Reiterando, o vírus é principalmente transmitido de pessoa para pessoa, através do contato próximo e através de gotículas respiratórias. Também, o vírus pode sobreviver por tempos variados em determinadas superfícies e substâncias.
Isolamento e consumo
Em situações de isolamento e estresse, como ocorre durante pandemias, usuários regulares tendem a buscar alívio das suas sensações negativas através do consumo de substâncias. Aqueles em recuperação poderão demonstrar aumentado risco de recaída, dadas as dificuldades para lidar com o confinamento e com as suas consequências nocivas. Desta forma, os profissionais da saúde envolvidos com o atendimento de pacientes portadores de problemas com o uso de substâncias devem estar alerta para esta possibilidade. Os clínicos devem monitorar estreitamente os seus pacientes, através de consultas presencias ou mesmo consultas virtuais (telemedicina).
Consumo de substâncias psicoativas em aglomerados
Se os casos individuais são inquietantes, os casos de uso de substâncias psicoativas em aglomerados são ainda mais perturbadores e desafiadores. Nem todos os usuários de cocaína a consomem solitariamente; alguns deles o fazem próximo de outras pessoas. Também, a população que faz uso de substâncias (especialmente cocaína/crack) em aglomerados nas ruas, com péssimas condições de higiene e sem moradia constitui um sério desafio para a saúde pública.
Muitos dos riscos de infecção dos usuários de cocaína/crack são indiretos, ou seja, estão relacionados principalmente à falta de moradia e higiene bem como ao reduzido acesso aos serviços públicos de saúde especializada.
A interrupção e o encerramento dos serviços de tratamento para os dependentes químicos em situação de rua aumentam o problema de forma vertiginosa. Os serviços de assistência aos dependentes químicos em geral, especialmente aos usuários em situação de rua, devem continuar funcionando. Encerrar serviços de assistência pública para esta população, deixando esta tarefa apenas para serviços locais gerenciados por ONGs, deve ser desencorajado. Isso significa que ambos devem funcionar e em conjunto.

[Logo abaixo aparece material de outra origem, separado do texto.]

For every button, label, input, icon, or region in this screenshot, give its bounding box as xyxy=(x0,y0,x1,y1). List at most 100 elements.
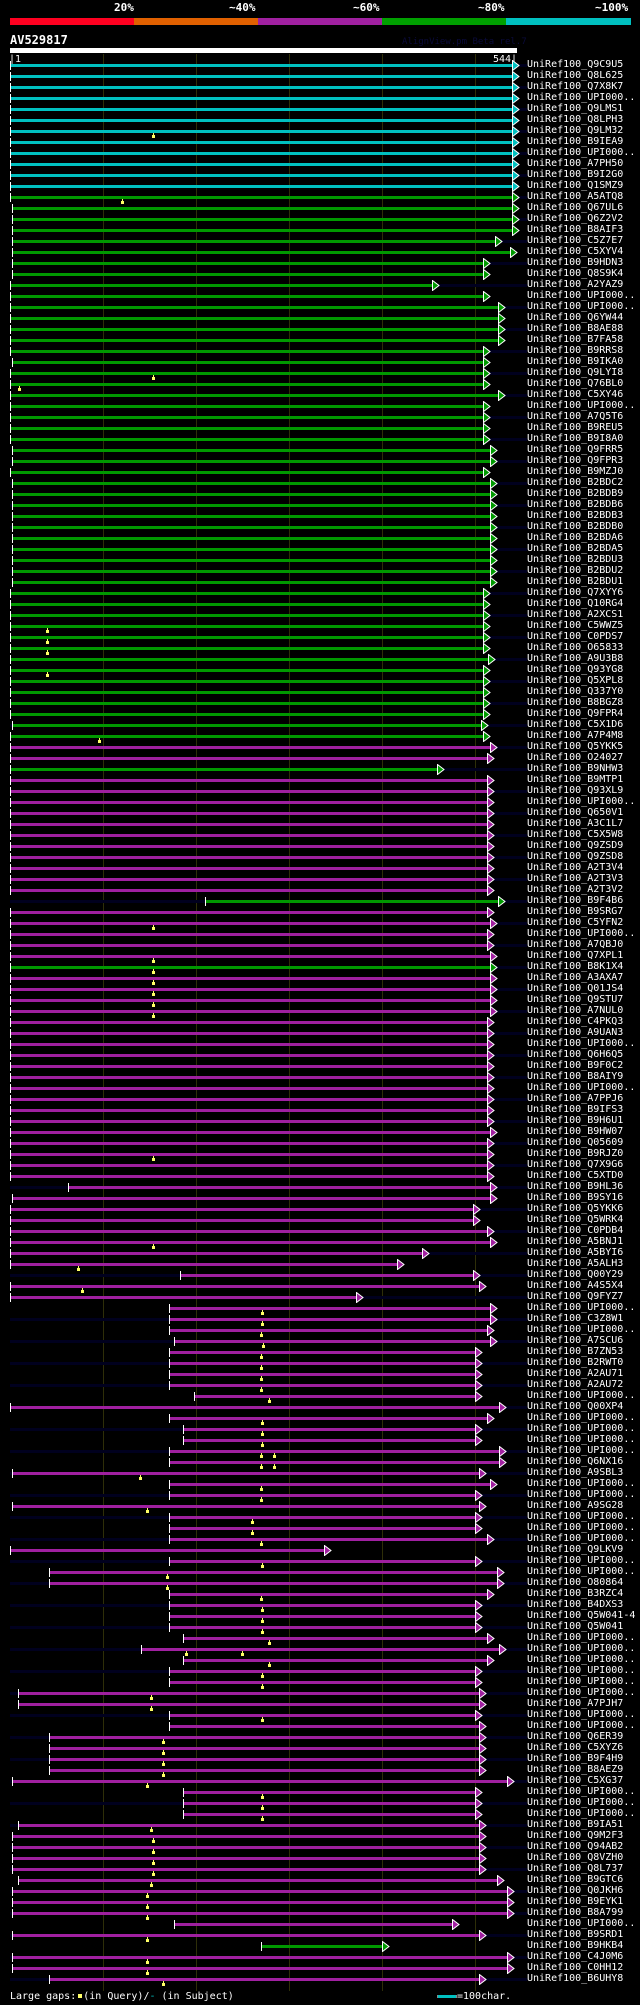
hit-label[interactable]: UniRef100_Q5W041 xyxy=(527,1621,624,1632)
hit-label[interactable]: UniRef100_B9HDN3 xyxy=(527,257,624,268)
hit-label[interactable]: UniRef100_UPI000.. xyxy=(527,1511,636,1522)
hit-label[interactable]: UniRef100_Q9LMS1 xyxy=(527,103,624,114)
hit-label[interactable]: UniRef100_B9I2G0 xyxy=(527,169,624,180)
alignment-bar[interactable] xyxy=(48,1758,479,1761)
hit-label[interactable]: UniRef100_A9SBL3 xyxy=(527,1467,624,1478)
alignment-bar[interactable] xyxy=(10,713,484,716)
alignment-bar[interactable] xyxy=(169,1329,488,1332)
hit-label[interactable]: UniRef100_Q9C9U5 xyxy=(527,59,624,70)
alignment-bar[interactable] xyxy=(10,1065,488,1068)
alignment-bar[interactable] xyxy=(10,1021,488,1024)
hit-label[interactable]: UniRef100_C5WWZ5 xyxy=(527,620,624,631)
hit-label[interactable]: UniRef100_Q6Z2V2 xyxy=(527,213,624,224)
alignment-bar[interactable] xyxy=(68,1186,490,1189)
hit-label[interactable]: UniRef100_UPI000.. xyxy=(527,1676,636,1687)
alignment-bar[interactable] xyxy=(10,86,512,89)
alignment-bar[interactable] xyxy=(10,372,484,375)
hit-label[interactable]: UniRef100_A2AU72 xyxy=(527,1379,624,1390)
hit-label[interactable]: UniRef100_UPI000.. xyxy=(527,1434,636,1445)
hit-label[interactable]: UniRef100_B9RRS8 xyxy=(527,345,624,356)
alignment-bar[interactable] xyxy=(10,1098,488,1101)
alignment-bar[interactable] xyxy=(182,1791,475,1794)
hit-label[interactable]: UniRef100_Q8L625 xyxy=(527,70,624,81)
hit-label[interactable]: UniRef100_C3Z8W1 xyxy=(527,1313,624,1324)
hit-label[interactable]: UniRef100_A9SG28 xyxy=(527,1500,624,1511)
hit-label[interactable]: UniRef100_C0PDB4 xyxy=(527,1225,624,1236)
alignment-bar[interactable] xyxy=(182,1428,475,1431)
alignment-bar[interactable] xyxy=(10,1087,488,1090)
alignment-bar[interactable] xyxy=(48,1978,479,1981)
hit-label[interactable]: UniRef100_B8K1X4 xyxy=(527,961,624,972)
hit-label[interactable]: UniRef100_B9IEA9 xyxy=(527,136,624,147)
alignment-bar[interactable] xyxy=(10,922,490,925)
alignment-bar[interactable] xyxy=(10,1406,500,1409)
hit-label[interactable]: UniRef100_Q5WRK4 xyxy=(527,1214,624,1225)
hit-label[interactable]: UniRef100_B4DXS3 xyxy=(527,1599,624,1610)
alignment-bar[interactable] xyxy=(169,1417,488,1420)
alignment-bar[interactable] xyxy=(10,108,512,111)
hit-label[interactable]: UniRef100_C5XY46 xyxy=(527,389,624,400)
alignment-bar[interactable] xyxy=(10,438,484,441)
hit-label[interactable]: UniRef100_Q6NX16 xyxy=(527,1456,624,1467)
alignment-bar[interactable] xyxy=(10,130,512,133)
hit-label[interactable]: UniRef100_C5XYZ6 xyxy=(527,1742,624,1753)
alignment-bar[interactable] xyxy=(11,1835,479,1838)
alignment-bar[interactable] xyxy=(10,845,488,848)
hit-label[interactable]: UniRef100_Q7XYY6 xyxy=(527,587,624,598)
alignment-bar[interactable] xyxy=(10,141,512,144)
hit-label[interactable]: UniRef100_B9IFS3 xyxy=(527,1104,624,1115)
alignment-bar[interactable] xyxy=(11,240,496,243)
alignment-bar[interactable] xyxy=(10,658,488,661)
alignment-bar[interactable] xyxy=(11,361,484,364)
hit-label[interactable]: UniRef100_A2XCS1 xyxy=(527,609,624,620)
hit-label[interactable]: UniRef100_UPI000.. xyxy=(527,400,636,411)
hit-label[interactable]: UniRef100_Q7XPL1 xyxy=(527,950,624,961)
alignment-bar[interactable] xyxy=(205,900,499,903)
hit-label[interactable]: UniRef100_B9RJZ0 xyxy=(527,1148,624,1159)
hit-label[interactable]: UniRef100_C5X1D6 xyxy=(527,719,624,730)
hit-label[interactable]: UniRef100_B9IA51 xyxy=(527,1819,624,1830)
hit-label[interactable]: UniRef100_UPI000.. xyxy=(527,1412,636,1423)
alignment-bar[interactable] xyxy=(10,1549,325,1552)
alignment-bar[interactable] xyxy=(10,1109,488,1112)
hit-label[interactable]: UniRef100_Q5W041-4 xyxy=(527,1610,636,1621)
alignment-bar[interactable] xyxy=(169,1373,475,1376)
hit-label[interactable]: UniRef100_B9I8A0 xyxy=(527,433,624,444)
hit-label[interactable]: UniRef100_Q00Y29 xyxy=(527,1269,624,1280)
alignment-bar[interactable] xyxy=(10,1164,488,1167)
alignment-bar[interactable] xyxy=(169,1714,475,1717)
alignment-bar[interactable] xyxy=(261,1945,382,1948)
alignment-bar[interactable] xyxy=(10,801,488,804)
alignment-bar[interactable] xyxy=(10,911,488,914)
alignment-bar[interactable] xyxy=(169,1384,475,1387)
alignment-bar[interactable] xyxy=(10,1208,474,1211)
alignment-bar[interactable] xyxy=(10,196,512,199)
hit-label[interactable]: UniRef100_Q9LM32 xyxy=(527,125,624,136)
hit-label[interactable]: UniRef100_UPI000.. xyxy=(527,1687,636,1698)
hit-label[interactable]: UniRef100_B2BDU3 xyxy=(527,554,624,565)
alignment-bar[interactable] xyxy=(173,1923,452,1926)
hit-label[interactable]: UniRef100_B9F0C2 xyxy=(527,1060,624,1071)
hit-label[interactable]: UniRef100_Q01JS4 xyxy=(527,983,624,994)
hit-label[interactable]: UniRef100_B9HL36 xyxy=(527,1181,624,1192)
hit-label[interactable]: UniRef100_B2BDB3 xyxy=(527,510,624,521)
alignment-bar[interactable] xyxy=(10,779,488,782)
hit-label[interactable]: UniRef100_Q0JKH6 xyxy=(527,1885,624,1896)
alignment-bar[interactable] xyxy=(11,559,490,562)
hit-label[interactable]: UniRef100_O80864 xyxy=(527,1577,624,1588)
alignment-bar[interactable] xyxy=(10,834,488,837)
alignment-bar[interactable] xyxy=(10,163,512,166)
alignment-bar[interactable] xyxy=(10,1010,490,1013)
alignment-bar[interactable] xyxy=(48,1769,479,1772)
hit-label[interactable]: UniRef100_B9IKA0 xyxy=(527,356,624,367)
alignment-bar[interactable] xyxy=(10,1120,488,1123)
hit-label[interactable]: UniRef100_C5YFN2 xyxy=(527,917,624,928)
hit-label[interactable]: UniRef100_C5XTD0 xyxy=(527,1170,624,1181)
hit-label[interactable]: UniRef100_B9HKB4 xyxy=(527,1940,624,1951)
alignment-bar[interactable] xyxy=(48,1736,479,1739)
alignment-bar[interactable] xyxy=(169,1318,490,1321)
hit-label[interactable]: UniRef100_UPI000.. xyxy=(527,1423,636,1434)
alignment-bar[interactable] xyxy=(10,955,490,958)
alignment-bar[interactable] xyxy=(10,867,488,870)
hit-label[interactable]: UniRef100_B2BDB6 xyxy=(527,499,624,510)
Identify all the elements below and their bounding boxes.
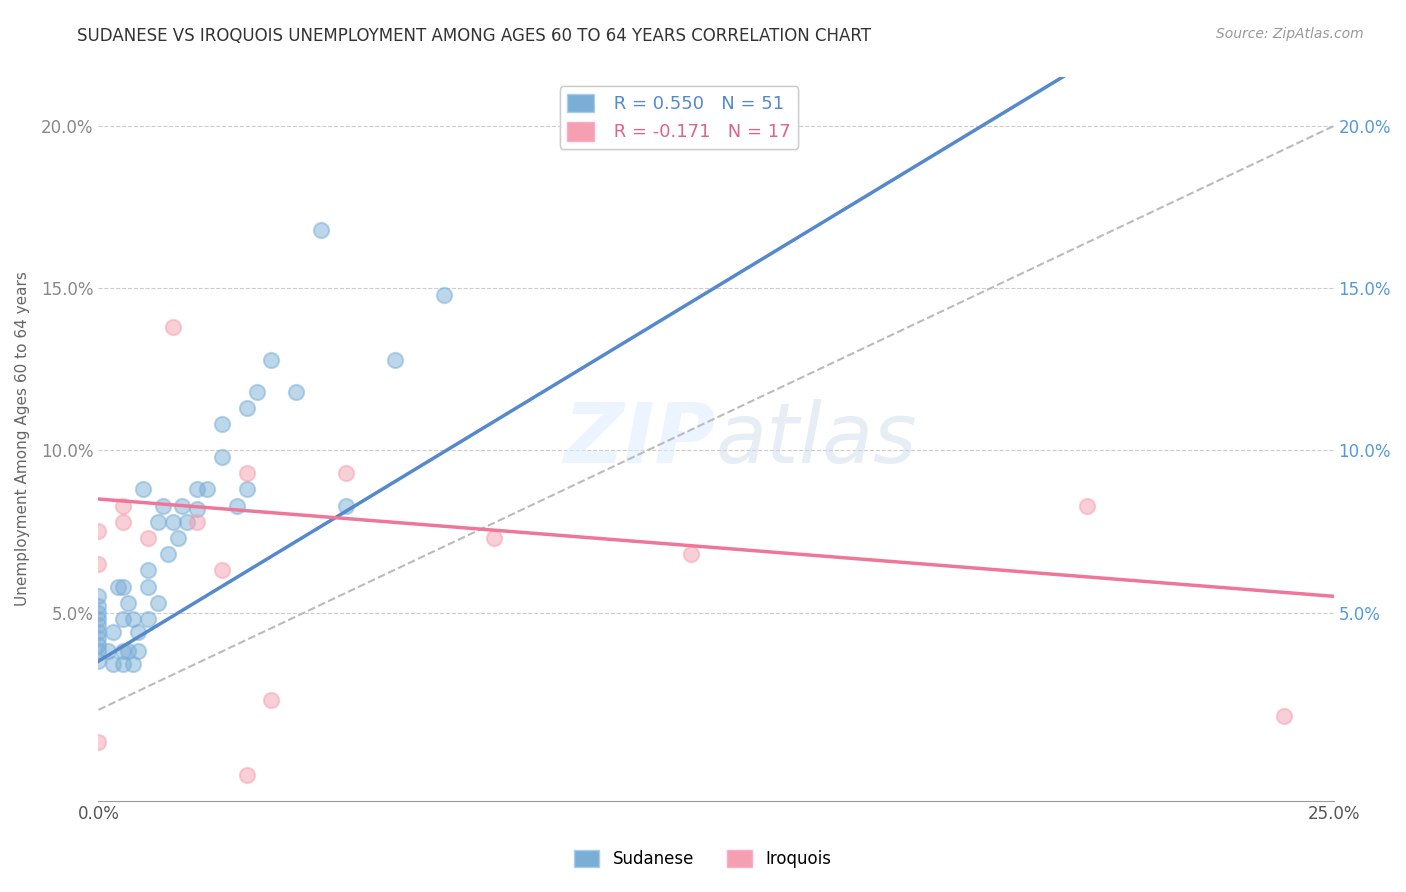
Point <box>132 483 155 497</box>
Point <box>225 499 247 513</box>
Point <box>122 657 145 672</box>
Point <box>112 657 135 672</box>
Point <box>136 612 159 626</box>
Text: ZIP: ZIP <box>564 399 716 480</box>
Point <box>107 580 129 594</box>
Point <box>156 547 179 561</box>
Point <box>112 580 135 594</box>
Point <box>122 612 145 626</box>
Point <box>146 596 169 610</box>
Point <box>87 625 110 640</box>
Point <box>146 515 169 529</box>
Point <box>127 644 149 658</box>
Point <box>335 499 357 513</box>
Point <box>87 632 110 646</box>
Point <box>285 384 308 399</box>
Point <box>87 654 110 668</box>
Point <box>112 612 135 626</box>
Point <box>103 625 125 640</box>
Point <box>136 580 159 594</box>
Point <box>166 531 188 545</box>
Point <box>384 352 406 367</box>
Legend:  R = 0.550   N = 51,  R = -0.171   N = 17: R = 0.550 N = 51, R = -0.171 N = 17 <box>560 87 799 149</box>
Text: Source: ZipAtlas.com: Source: ZipAtlas.com <box>1216 27 1364 41</box>
Point <box>97 644 120 658</box>
Point <box>260 693 283 707</box>
Point <box>136 563 159 577</box>
Point <box>87 590 110 604</box>
Point <box>235 401 257 416</box>
Point <box>136 531 159 545</box>
Point <box>1272 709 1295 723</box>
Point <box>482 531 505 545</box>
Point <box>117 644 139 658</box>
Point <box>162 320 184 334</box>
Point <box>112 499 135 513</box>
Point <box>112 515 135 529</box>
Point <box>103 657 125 672</box>
Point <box>87 638 110 652</box>
Point <box>117 596 139 610</box>
Point <box>211 450 233 464</box>
Point <box>235 483 257 497</box>
Point <box>186 501 208 516</box>
Point <box>87 606 110 620</box>
Point <box>152 499 174 513</box>
Point <box>87 612 110 626</box>
Point <box>433 287 456 301</box>
Point <box>172 499 194 513</box>
Text: SUDANESE VS IROQUOIS UNEMPLOYMENT AMONG AGES 60 TO 64 YEARS CORRELATION CHART: SUDANESE VS IROQUOIS UNEMPLOYMENT AMONG … <box>77 27 872 45</box>
Point <box>87 735 110 749</box>
Point <box>195 483 218 497</box>
Y-axis label: Unemployment Among Ages 60 to 64 years: Unemployment Among Ages 60 to 64 years <box>15 271 30 607</box>
Point <box>245 384 267 399</box>
Point <box>260 352 283 367</box>
Point <box>186 483 208 497</box>
Point <box>87 599 110 613</box>
Text: atlas: atlas <box>716 399 918 480</box>
Point <box>335 466 357 480</box>
Point <box>1076 499 1098 513</box>
Point <box>112 644 135 658</box>
Point <box>681 547 703 561</box>
Legend: Sudanese, Iroquois: Sudanese, Iroquois <box>568 843 838 875</box>
Point <box>235 466 257 480</box>
Point <box>87 524 110 539</box>
Point <box>309 223 332 237</box>
Point <box>87 557 110 571</box>
Point <box>162 515 184 529</box>
Point <box>176 515 198 529</box>
Point <box>87 618 110 632</box>
Point <box>235 767 257 781</box>
Point <box>211 417 233 432</box>
Point <box>211 563 233 577</box>
Point <box>87 644 110 658</box>
Point <box>186 515 208 529</box>
Point <box>127 625 149 640</box>
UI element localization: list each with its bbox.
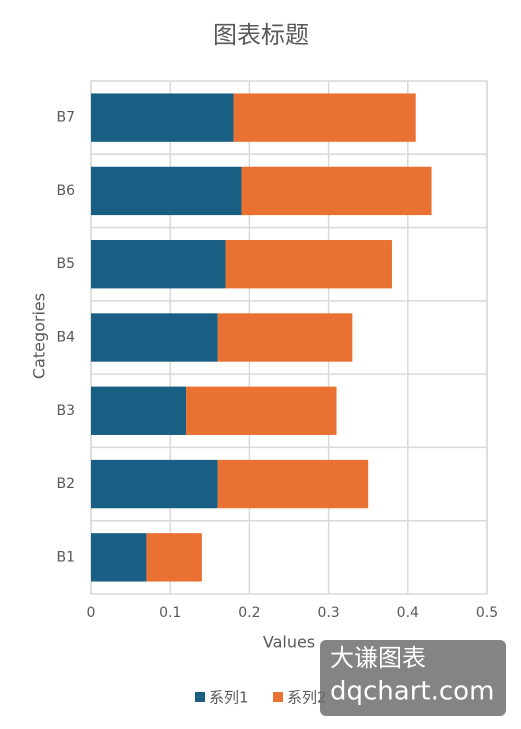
chart-title: 图表标题 bbox=[213, 21, 309, 49]
bar bbox=[186, 386, 337, 435]
y-tick-label: B6 bbox=[56, 183, 75, 199]
y-tick-label: B5 bbox=[56, 256, 75, 272]
bar bbox=[91, 166, 242, 216]
bar bbox=[217, 459, 369, 509]
x-tick-label: 0.3 bbox=[317, 605, 339, 621]
bar bbox=[217, 313, 353, 362]
x-tick-label: 0 bbox=[87, 605, 96, 621]
bar bbox=[225, 240, 392, 289]
x-axis-label: Values bbox=[263, 633, 315, 652]
x-tick-label: 0.5 bbox=[476, 605, 498, 621]
y-tick-label: B4 bbox=[56, 330, 75, 346]
y-tick-label: B2 bbox=[56, 476, 75, 492]
watermark-line2: dqchart.com bbox=[330, 677, 494, 707]
legend-label: 系列2 bbox=[287, 689, 327, 707]
watermark-box bbox=[320, 640, 506, 716]
y-tick-label: B3 bbox=[56, 403, 75, 419]
bar bbox=[91, 93, 234, 142]
x-tick-label: 0.4 bbox=[397, 605, 419, 621]
y-tick-label: B1 bbox=[56, 549, 75, 565]
bar bbox=[241, 166, 432, 216]
x-tick-label: 0.1 bbox=[159, 605, 181, 621]
x-tick-label: 0.2 bbox=[238, 605, 260, 621]
legend-swatch bbox=[273, 692, 283, 702]
bar bbox=[233, 93, 416, 142]
bar bbox=[91, 386, 187, 435]
y-tick-label: B7 bbox=[56, 110, 75, 126]
bar bbox=[91, 313, 218, 362]
bar bbox=[91, 459, 218, 509]
legend-label: 系列1 bbox=[209, 689, 249, 707]
bar bbox=[146, 533, 202, 582]
watermark-line1: 大谦图表 bbox=[330, 644, 426, 672]
bar bbox=[91, 240, 226, 289]
legend-swatch bbox=[195, 692, 205, 702]
y-axis-label: Categories bbox=[30, 293, 49, 379]
bar bbox=[91, 533, 147, 582]
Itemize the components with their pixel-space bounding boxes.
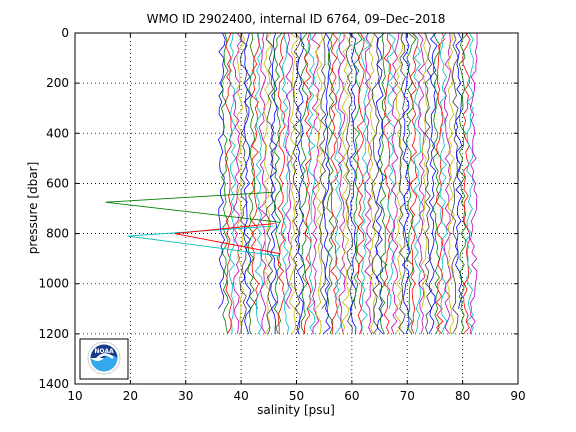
salinity-profile bbox=[254, 32, 263, 335]
salinity-profile bbox=[360, 32, 371, 334]
axis-ticks: 10 20 30 40 50 60 70 80 90 0 200 400 600 800 1000 1200 1… bbox=[38, 26, 525, 403]
salinity-profile bbox=[386, 32, 396, 309]
y-tick-label: 400 bbox=[46, 126, 69, 140]
x-tick-label: 90 bbox=[510, 389, 525, 403]
x-tick-label: 80 bbox=[455, 389, 470, 403]
x-tick-label: 40 bbox=[233, 389, 248, 403]
salinity-profile bbox=[285, 32, 293, 310]
salinity-profile bbox=[451, 32, 459, 335]
x-tick-label: 10 bbox=[67, 389, 82, 403]
salinity-profile bbox=[224, 32, 233, 335]
salinity-profile bbox=[288, 32, 299, 335]
salinity-profile bbox=[292, 32, 302, 335]
x-tick-label: 70 bbox=[400, 389, 415, 403]
salinity-profile bbox=[398, 32, 406, 335]
outlier-spikes bbox=[105, 191, 280, 257]
salinity-profile bbox=[394, 32, 404, 335]
salinity-profile bbox=[428, 32, 438, 335]
salinity-profile bbox=[330, 32, 339, 334]
x-tick-label: 50 bbox=[289, 389, 304, 403]
x-axis-label: salinity [psu] bbox=[257, 403, 335, 417]
salinity-profile bbox=[319, 32, 327, 310]
salinity-profile bbox=[405, 32, 417, 335]
salinity-profile bbox=[371, 32, 380, 335]
salinity-profile bbox=[379, 32, 388, 335]
outlier-spike bbox=[127, 225, 280, 257]
salinity-profile bbox=[454, 32, 463, 309]
salinity-profile bbox=[273, 32, 283, 334]
salinity-profile bbox=[277, 32, 286, 334]
y-tick-label: 600 bbox=[46, 176, 69, 190]
outlier-spike bbox=[105, 191, 280, 223]
salinity-profile bbox=[220, 32, 229, 334]
salinity-profile bbox=[315, 32, 324, 334]
salinity-profile bbox=[236, 32, 246, 334]
salinity-profile bbox=[243, 32, 252, 334]
logo-sea bbox=[90, 355, 118, 372]
y-tick-label: 200 bbox=[46, 76, 69, 90]
salinity-profile bbox=[337, 32, 346, 334]
salinity-profile bbox=[447, 32, 455, 334]
salinity-profile bbox=[296, 32, 305, 334]
salinity-profile bbox=[424, 32, 433, 334]
salinity-profile bbox=[307, 32, 316, 335]
salinity-profiles bbox=[217, 32, 478, 335]
logo-text: NOAA bbox=[94, 348, 114, 355]
x-tick-label: 60 bbox=[344, 389, 359, 403]
salinity-profile bbox=[341, 32, 351, 334]
salinity-profile bbox=[217, 32, 226, 310]
salinity-profile bbox=[469, 33, 478, 334]
salinity-profile bbox=[322, 32, 331, 335]
salinity-profile bbox=[247, 32, 256, 334]
salinity-profile bbox=[465, 32, 475, 335]
salinity-profile bbox=[435, 32, 445, 335]
salinity-profile bbox=[262, 32, 272, 335]
salinity-profile bbox=[417, 32, 425, 334]
salinity-profile bbox=[409, 32, 419, 335]
y-tick-label: 1200 bbox=[38, 327, 69, 341]
y-tick-label: 1000 bbox=[38, 277, 69, 291]
y-tick-label: 0 bbox=[61, 26, 69, 40]
noaa-logo: NOAA bbox=[79, 338, 129, 380]
salinity-profile bbox=[348, 32, 357, 334]
salinity-profile bbox=[364, 32, 373, 335]
salinity-profile bbox=[367, 32, 376, 335]
logo-sky bbox=[90, 344, 118, 358]
y-axis-label: pressure [dbar] bbox=[26, 162, 40, 255]
salinity-profile bbox=[352, 32, 363, 309]
chart-title: WMO ID 2902400, internal ID 6764, 09–Dec… bbox=[147, 12, 446, 26]
salinity-profile bbox=[345, 32, 354, 334]
x-tick-label: 30 bbox=[178, 389, 193, 403]
salinity-profile bbox=[303, 32, 312, 334]
salinity-profile bbox=[390, 32, 400, 334]
logo-gull bbox=[95, 353, 114, 361]
salinity-profile bbox=[228, 32, 237, 334]
salinity-profile bbox=[326, 32, 335, 335]
salinity-profile bbox=[334, 32, 342, 335]
salinity-profile bbox=[420, 32, 429, 309]
salinity-profile bbox=[375, 32, 385, 335]
y-tick-label: 1400 bbox=[38, 377, 69, 391]
salinity-profile bbox=[251, 32, 260, 309]
salinity-profile bbox=[431, 32, 441, 335]
salinity-profile bbox=[462, 32, 471, 335]
x-tick-label: 20 bbox=[123, 389, 138, 403]
outlier-spike bbox=[174, 223, 280, 255]
salinity-profile bbox=[232, 32, 243, 334]
y-tick-label: 800 bbox=[46, 227, 69, 241]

Isolamento e estresse fomentam o consumo
Tendo em vista os riscos sobrejacentes de pior prognóstico para aqueles que fazem uso de cocaína/crack, algumas sugestões podem ser aqui aventadas:
a) manter serviços de assistência aos dependentes químicos durante a pandemia;
b) disseminar informações, reiteradamente, sobre as principais vias de contaminação; para isso, é necessário desenvolver uma forma eficaz de comunicação que atinja todos. A formação de agentes multiplicadores de informação é extremamente válida
c) o compartilhamento de parafernálias deve ser fortemente desencorajado;
d) disponibilização de locais providos de água, sabão, desinfetante para as mãos com concentração mínima de 70% de álcool etílico;
e) incentivar a interrupção do consumo de substâncias;
f) promover ações que apoiem e incentivem a procura por serviços de saúde e assistência social (mas estes devem existir, devem permanecer funcionando!);
g) promover ações diárias de higienização nos locais públicos onde o consumo de cocaína/crack viceja;
h) estabelecer protocolos para reduzir o risco de transmissão, tanto aos profissionais quanto aos pacientes, incluindo barreiras de proteção. O que não pode ocorrer é o encerramento das assistências médica e psicossocial.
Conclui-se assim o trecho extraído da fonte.